At 5 am, the soldiers arrived to Muhammad’s brother’s home. Hassan Fawsi Awwad and his family were also woken by sound bomb being thrown through their windows before the soldiers entered the house. The soldiers only stayed for 30 minutes, but managed to destroy the family’s washing machine and to pour sand and flour on the floor, before they arrested Hassan and left. This is the second time Hassan has been arrested since the beginning of the curfews. According to his wife Iman, and other eyewitnesses, he was blindfolded and handcuffed before he was forced to walk the road up the center of the village, the soldiers beating and kicking him along the way.
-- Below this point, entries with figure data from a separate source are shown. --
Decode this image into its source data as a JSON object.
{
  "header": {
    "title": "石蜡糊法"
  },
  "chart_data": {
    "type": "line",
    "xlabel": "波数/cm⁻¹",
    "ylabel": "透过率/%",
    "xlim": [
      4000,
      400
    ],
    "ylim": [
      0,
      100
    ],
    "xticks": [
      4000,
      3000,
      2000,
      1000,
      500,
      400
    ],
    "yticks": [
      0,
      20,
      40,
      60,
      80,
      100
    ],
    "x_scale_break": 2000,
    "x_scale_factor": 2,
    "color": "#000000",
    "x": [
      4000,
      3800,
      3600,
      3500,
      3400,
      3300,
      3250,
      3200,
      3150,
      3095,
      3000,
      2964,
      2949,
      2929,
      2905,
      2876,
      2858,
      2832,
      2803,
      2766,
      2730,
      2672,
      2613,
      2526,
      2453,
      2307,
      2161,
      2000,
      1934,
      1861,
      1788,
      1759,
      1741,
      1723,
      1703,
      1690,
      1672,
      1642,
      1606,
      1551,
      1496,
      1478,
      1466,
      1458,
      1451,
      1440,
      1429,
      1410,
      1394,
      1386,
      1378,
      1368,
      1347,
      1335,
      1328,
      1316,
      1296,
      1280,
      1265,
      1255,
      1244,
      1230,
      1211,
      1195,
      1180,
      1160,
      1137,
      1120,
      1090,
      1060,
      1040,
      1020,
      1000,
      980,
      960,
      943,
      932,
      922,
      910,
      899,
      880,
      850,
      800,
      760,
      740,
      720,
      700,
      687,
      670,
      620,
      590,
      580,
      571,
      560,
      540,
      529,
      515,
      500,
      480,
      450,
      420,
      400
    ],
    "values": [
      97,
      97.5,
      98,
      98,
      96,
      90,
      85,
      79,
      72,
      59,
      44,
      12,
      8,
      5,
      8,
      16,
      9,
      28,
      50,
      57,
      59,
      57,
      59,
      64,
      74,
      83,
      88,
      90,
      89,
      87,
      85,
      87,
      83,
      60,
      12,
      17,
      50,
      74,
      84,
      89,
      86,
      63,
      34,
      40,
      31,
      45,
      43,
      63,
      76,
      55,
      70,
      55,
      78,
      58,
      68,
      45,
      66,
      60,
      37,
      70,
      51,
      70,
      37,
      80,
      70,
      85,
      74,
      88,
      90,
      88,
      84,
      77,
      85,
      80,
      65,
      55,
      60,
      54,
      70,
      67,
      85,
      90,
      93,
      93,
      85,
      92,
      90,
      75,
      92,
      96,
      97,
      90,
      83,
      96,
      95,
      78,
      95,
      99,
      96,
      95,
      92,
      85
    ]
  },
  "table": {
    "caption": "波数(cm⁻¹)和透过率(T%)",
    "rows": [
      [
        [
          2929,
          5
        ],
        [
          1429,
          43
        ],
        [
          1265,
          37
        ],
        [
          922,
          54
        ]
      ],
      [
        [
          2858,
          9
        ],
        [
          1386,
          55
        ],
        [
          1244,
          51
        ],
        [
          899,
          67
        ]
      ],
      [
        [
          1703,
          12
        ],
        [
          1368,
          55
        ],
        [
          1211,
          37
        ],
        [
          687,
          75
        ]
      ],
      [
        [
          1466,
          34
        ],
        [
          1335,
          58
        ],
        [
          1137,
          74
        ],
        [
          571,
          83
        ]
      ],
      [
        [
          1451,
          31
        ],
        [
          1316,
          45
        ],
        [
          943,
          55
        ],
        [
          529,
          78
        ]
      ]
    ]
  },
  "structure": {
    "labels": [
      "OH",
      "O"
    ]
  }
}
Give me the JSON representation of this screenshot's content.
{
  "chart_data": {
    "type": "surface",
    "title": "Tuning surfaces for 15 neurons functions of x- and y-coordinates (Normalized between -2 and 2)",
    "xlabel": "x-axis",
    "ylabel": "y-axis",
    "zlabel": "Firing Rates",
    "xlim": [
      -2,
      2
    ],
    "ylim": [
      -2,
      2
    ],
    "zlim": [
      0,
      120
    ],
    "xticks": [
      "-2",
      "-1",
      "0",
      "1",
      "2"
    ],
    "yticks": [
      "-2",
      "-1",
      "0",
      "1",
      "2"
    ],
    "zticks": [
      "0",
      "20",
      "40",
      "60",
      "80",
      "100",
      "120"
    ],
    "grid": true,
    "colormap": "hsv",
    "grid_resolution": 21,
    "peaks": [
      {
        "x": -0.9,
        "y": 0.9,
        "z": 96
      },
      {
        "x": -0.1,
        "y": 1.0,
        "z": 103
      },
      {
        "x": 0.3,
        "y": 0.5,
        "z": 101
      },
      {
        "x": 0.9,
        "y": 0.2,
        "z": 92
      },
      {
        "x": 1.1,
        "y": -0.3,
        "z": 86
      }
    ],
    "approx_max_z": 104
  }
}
Ayoub Mustafa Daraoshi, 22 years old, was taken from his home at 10 am Sunday morning. According to his mother and his brother, who witnessed the arrest, the soldiers poured petrol on the piece of fabric they used to blindfold Ayoub with. After being blindfolded and handcuffed, he was dragged out on the ground just outside the house where he was beaten and kicked by the soldiers for an hour. At half-past midnight the night before, the soldiers had also arrested his 13- year- old brother Naje. He was forced to walk up to the center of the village where he was put in a military jeep and taken to the police station in the illegal Israeli settlement of Ariel. Naje, who was accused of throwing stones at military jeeps was kept in custody for five hours and questioned without his parents, or any lawyer being present, before he was released, contravening both international and Israeli law.

Since the brutal murder of five member of a settler family in the nearby illegal Israeli settlement of Itamar, hundreds of Awarta residents have been arrested, amongst them elderly, women and children. Some have been released after a couple of hours while others have remained in Israeli custody for one month, without being charged with any crime.